US consultants helped the chain evolve from a fuel retailer to convenience store, and a new-build shop in Dudley is one of those with a Stateside feel; the counter is in the middle of the store, with cigarettes vended above the cashier's head.
Says Ahearn: "In most forecourts, the cashier is in front of you when you walk in, but this way, you walk round the store - having a chance to shop the shop - before you have to pay."
Ahearn is looking for more sites but recognises there is a limit. "We want to get to no fewer than 100, which would give us a fairly comfortable fit in terms of economies of scale. We can still control them, but if we got bigger than that we'd need a new team of managers.
"We're not in the numbers game and, after all, there are only a limited number of good sites to be had."
The business faces particular challenges from being so widespread.

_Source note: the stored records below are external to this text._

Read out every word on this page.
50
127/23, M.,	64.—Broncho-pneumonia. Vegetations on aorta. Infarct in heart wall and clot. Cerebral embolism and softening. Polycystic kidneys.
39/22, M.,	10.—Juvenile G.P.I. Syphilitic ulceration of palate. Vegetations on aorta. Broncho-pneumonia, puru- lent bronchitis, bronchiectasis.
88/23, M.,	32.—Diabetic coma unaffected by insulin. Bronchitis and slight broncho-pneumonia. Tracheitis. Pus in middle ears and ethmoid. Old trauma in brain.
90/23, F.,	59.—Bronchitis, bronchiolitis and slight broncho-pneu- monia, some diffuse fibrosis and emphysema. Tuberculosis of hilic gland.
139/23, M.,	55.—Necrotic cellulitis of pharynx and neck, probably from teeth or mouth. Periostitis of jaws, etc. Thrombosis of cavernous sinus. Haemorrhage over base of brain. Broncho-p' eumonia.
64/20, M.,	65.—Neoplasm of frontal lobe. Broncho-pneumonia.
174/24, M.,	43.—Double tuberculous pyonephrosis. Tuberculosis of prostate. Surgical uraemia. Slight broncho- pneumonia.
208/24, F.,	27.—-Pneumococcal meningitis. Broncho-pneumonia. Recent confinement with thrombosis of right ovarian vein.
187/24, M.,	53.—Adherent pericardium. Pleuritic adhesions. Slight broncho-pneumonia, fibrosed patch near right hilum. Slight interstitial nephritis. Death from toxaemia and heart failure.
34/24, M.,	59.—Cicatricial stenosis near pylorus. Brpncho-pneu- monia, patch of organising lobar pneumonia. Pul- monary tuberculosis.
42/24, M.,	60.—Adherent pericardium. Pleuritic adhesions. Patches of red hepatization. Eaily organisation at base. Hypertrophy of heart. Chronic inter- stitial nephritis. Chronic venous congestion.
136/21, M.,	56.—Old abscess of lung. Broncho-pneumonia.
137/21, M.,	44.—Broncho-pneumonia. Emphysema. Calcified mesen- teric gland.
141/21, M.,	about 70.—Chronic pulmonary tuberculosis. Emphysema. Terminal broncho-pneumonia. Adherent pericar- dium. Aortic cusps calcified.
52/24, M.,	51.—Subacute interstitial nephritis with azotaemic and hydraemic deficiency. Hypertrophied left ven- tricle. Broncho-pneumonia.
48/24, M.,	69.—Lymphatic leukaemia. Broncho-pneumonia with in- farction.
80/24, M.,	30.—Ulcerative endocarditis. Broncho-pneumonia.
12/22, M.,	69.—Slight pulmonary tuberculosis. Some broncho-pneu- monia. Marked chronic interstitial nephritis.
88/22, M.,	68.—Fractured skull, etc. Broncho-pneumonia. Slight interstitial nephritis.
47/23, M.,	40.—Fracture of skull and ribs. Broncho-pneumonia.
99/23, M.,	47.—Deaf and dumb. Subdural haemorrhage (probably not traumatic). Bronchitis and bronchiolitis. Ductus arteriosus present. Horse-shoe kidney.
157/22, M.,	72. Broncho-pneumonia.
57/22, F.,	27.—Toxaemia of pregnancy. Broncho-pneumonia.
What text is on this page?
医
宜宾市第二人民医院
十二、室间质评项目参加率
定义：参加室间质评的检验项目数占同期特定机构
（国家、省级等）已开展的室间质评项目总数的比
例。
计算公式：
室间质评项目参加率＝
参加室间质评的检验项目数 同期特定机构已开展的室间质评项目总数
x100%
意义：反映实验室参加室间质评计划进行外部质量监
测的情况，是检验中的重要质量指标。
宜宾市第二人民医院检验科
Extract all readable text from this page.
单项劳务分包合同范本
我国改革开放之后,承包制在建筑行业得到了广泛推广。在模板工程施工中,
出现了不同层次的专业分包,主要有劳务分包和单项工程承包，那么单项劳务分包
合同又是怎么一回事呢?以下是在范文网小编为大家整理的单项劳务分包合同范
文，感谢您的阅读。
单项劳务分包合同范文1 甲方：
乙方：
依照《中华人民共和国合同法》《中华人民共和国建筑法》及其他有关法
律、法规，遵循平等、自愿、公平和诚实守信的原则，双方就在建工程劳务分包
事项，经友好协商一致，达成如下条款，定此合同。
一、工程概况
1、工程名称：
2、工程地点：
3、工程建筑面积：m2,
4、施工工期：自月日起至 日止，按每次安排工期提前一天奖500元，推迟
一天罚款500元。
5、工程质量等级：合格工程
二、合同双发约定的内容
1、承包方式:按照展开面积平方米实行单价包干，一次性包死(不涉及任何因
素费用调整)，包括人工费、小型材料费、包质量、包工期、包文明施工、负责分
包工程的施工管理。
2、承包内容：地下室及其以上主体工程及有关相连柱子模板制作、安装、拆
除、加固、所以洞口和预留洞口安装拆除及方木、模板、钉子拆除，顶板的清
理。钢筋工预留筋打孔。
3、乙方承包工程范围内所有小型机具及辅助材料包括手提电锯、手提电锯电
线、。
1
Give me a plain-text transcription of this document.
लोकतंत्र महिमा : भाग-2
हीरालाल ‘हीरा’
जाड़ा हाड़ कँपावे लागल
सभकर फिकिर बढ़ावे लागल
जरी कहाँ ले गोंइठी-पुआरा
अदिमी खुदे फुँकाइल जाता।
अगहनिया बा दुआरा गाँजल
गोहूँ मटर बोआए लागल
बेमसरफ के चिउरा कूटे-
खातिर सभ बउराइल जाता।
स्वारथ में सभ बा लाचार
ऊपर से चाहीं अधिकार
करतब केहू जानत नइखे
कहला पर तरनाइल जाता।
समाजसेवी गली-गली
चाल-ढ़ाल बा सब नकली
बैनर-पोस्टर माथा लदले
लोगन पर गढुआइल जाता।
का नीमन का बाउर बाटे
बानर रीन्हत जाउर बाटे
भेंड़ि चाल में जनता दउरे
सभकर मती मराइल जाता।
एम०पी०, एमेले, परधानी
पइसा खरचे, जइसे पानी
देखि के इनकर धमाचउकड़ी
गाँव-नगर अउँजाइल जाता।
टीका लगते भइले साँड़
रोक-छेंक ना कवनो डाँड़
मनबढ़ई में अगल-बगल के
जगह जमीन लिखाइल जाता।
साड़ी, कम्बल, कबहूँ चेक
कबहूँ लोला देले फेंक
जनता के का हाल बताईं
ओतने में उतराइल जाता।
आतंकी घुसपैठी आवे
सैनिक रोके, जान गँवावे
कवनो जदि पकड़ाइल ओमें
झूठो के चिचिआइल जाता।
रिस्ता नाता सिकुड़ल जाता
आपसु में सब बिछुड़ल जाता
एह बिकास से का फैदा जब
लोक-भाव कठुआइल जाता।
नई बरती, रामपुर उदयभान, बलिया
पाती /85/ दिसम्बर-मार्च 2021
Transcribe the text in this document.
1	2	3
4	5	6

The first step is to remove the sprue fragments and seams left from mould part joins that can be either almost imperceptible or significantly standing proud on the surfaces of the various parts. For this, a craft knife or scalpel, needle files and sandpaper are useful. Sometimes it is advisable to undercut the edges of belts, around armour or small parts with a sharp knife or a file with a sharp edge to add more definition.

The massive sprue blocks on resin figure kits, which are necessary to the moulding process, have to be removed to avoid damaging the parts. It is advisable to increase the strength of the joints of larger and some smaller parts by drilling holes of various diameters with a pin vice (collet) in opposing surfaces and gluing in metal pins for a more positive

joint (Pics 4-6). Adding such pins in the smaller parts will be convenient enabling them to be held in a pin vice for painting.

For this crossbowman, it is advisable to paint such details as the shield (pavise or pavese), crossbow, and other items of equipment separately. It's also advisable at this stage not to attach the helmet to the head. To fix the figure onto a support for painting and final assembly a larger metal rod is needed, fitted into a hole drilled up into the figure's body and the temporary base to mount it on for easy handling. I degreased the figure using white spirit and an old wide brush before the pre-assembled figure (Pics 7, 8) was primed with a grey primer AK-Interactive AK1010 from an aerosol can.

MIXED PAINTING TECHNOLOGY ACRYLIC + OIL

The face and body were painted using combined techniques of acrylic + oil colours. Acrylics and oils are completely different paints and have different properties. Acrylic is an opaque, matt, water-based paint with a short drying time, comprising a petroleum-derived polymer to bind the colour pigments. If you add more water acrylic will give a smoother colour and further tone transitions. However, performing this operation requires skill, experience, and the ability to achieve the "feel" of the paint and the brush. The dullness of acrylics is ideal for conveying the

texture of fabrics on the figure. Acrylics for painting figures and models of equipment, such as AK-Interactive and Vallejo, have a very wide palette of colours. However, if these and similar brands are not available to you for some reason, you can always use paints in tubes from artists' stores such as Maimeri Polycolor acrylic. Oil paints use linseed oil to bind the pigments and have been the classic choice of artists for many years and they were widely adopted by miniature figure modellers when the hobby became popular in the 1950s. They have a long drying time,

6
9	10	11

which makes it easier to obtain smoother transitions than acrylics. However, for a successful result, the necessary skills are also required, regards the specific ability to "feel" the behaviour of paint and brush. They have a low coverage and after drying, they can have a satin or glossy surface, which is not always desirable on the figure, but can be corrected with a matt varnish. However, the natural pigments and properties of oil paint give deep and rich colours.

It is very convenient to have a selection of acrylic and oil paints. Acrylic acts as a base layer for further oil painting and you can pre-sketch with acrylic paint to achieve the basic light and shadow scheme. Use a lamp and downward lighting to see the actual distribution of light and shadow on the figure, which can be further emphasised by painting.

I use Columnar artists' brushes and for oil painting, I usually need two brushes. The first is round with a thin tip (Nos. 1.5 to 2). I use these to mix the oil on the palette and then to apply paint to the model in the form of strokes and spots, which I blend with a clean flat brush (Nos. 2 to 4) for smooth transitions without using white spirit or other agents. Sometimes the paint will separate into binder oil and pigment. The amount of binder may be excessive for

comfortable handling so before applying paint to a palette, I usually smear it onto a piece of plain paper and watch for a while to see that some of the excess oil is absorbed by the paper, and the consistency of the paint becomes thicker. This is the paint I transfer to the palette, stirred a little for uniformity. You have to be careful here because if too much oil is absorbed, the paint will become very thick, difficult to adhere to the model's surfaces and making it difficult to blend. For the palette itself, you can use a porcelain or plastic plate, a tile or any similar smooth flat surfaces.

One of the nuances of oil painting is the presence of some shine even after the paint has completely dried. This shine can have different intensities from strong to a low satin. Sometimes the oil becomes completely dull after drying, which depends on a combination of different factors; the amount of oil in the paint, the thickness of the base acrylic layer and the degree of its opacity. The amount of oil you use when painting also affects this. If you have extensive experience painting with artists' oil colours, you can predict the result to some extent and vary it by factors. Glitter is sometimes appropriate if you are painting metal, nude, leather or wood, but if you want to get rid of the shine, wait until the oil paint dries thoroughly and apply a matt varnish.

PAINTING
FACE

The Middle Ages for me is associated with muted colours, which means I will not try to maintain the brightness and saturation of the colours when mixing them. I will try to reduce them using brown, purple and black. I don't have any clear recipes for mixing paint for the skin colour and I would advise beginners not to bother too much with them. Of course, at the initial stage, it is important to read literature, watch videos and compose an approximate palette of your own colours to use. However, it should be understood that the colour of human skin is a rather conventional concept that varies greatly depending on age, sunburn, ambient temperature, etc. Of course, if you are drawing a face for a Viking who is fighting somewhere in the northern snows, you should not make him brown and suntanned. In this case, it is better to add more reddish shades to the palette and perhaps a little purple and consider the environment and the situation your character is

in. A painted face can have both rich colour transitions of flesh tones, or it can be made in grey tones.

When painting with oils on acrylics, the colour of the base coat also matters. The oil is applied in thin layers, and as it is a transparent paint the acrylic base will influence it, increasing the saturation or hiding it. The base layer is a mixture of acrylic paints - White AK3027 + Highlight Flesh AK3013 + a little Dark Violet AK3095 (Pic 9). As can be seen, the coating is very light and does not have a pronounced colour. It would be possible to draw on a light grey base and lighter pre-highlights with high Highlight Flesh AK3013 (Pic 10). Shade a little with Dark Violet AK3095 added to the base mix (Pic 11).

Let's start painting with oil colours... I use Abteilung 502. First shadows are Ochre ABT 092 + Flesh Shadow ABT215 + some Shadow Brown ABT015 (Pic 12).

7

With branches as far afield as Newcastle, Ipswich and Southampton, Ahearn acknowledges it's not easy to maintain a feeling of cohesion, however he regularly tries to bring staff together on a regional basis. Snax24 also pays above the industry average - one reason Ahearn believes staff turnover is under 20%.
The chain has a mixture of commission operators (who run the stores like a franchise) and company-employed managers and Ahearn says they're still not sure which approach works best. Snax24 owns the sites and buys a licence to brand the site from the oil company. "We're between a rock and a hard place," says Ahearn. "We have to work with the oil companies while competing with them and their economies of scale."
Each site has CCTV to combat shoplifting, while motorists driving off without paying for petrol are a real headache in some areas, including the West Midlands. And Snax24 is frustrated by the lack of police involvement.
Another key concern for Ahearn is the need for better terms from wholesalers. "There's a dilemma that we over-price in the convenience industry and that's a big worry. The way to increase turnover is to be more competitive, but we can't move our prices any further down."